Tujuannya yang diharapkan dapat membentuk pelajar yang berpikir kritis, punya kepedulian sosial, dan tangguh menghadapi disrupsi zaman. Bukan hanya bicara demokrasi, namun tidak memahami arti. Disinilah makna terdalam pembebasan manusia dari ketidaktahuan menjadi tahu agar lebih memahami makna keberadaan dirinya dalam ekosistem bernegara.
Tantangan Jadi Peluang Memang tidak mudah. Di era digital, pelajar lebih akrab dengan konten viral daripada nilai-nilai luhur bangsa. Tapi justru di situlah peluangnya. Jika pendekatan bela negara dikemas menarik dan kekinian, bukan sekedar doktrin tapi dialog, maka pelajar akan lebih mudah meresapinya.

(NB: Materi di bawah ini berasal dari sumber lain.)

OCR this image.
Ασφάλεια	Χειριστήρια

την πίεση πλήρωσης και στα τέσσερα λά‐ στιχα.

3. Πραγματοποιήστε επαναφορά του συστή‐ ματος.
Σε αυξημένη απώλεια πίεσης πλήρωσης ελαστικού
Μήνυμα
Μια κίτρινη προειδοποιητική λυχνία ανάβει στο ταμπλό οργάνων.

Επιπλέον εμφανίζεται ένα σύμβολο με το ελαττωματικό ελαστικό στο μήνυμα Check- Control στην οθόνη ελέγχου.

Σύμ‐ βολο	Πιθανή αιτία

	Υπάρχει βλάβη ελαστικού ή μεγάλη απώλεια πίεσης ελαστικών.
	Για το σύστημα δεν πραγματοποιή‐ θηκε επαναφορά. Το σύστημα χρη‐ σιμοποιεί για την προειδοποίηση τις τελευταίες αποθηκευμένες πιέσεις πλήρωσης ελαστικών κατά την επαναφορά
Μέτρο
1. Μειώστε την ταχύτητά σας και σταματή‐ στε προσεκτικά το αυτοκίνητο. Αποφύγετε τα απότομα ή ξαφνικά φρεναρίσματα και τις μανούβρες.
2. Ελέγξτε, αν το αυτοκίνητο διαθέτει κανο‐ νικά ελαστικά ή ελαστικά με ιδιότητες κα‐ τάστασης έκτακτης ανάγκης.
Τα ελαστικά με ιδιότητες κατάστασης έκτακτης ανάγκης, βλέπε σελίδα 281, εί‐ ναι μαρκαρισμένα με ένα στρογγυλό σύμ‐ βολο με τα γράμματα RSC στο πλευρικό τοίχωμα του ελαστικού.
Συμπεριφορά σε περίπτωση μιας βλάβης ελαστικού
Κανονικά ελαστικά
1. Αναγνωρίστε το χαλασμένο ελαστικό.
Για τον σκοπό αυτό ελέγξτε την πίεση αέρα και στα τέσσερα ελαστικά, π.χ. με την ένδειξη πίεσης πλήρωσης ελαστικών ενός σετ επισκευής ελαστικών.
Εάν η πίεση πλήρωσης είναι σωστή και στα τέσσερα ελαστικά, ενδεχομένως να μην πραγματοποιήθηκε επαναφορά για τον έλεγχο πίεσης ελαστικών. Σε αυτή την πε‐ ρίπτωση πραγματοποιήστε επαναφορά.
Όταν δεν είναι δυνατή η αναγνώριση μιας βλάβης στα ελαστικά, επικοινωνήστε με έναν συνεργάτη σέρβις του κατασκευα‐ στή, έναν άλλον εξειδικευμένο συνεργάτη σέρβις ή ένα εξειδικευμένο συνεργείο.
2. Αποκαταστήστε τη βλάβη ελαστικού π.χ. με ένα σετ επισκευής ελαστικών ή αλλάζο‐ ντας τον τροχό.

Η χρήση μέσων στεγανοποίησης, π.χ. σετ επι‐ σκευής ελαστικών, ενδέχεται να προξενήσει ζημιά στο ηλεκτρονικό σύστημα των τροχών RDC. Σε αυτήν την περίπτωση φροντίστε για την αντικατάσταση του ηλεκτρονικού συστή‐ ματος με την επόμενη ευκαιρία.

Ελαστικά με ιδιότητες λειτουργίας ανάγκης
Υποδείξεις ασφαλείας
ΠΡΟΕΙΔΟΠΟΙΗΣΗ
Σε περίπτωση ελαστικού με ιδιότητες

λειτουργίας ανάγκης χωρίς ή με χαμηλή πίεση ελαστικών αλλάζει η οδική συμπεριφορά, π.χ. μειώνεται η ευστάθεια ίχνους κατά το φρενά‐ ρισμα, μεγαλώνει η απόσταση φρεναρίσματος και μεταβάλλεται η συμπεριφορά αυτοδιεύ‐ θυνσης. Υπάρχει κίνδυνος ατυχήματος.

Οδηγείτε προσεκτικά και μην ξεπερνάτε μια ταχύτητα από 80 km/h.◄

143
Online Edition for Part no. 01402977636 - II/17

Kampanye kreatif lewat media sosial, film pendek bertema nasionalisme, hingga program Diklat berkelanjutan dan bertingkat tentang bela negara bisa menjadi strategi.
Di tengah dunia yang makin cair batasnya, karakter kebangsaan harus dipatri kuat di dada generasi muda. Dan itu, dimulai dari sekolah mulai dari hari ini. Jika bukan sekarang kapan lagi, jika bukan dari kita, siapa lagi.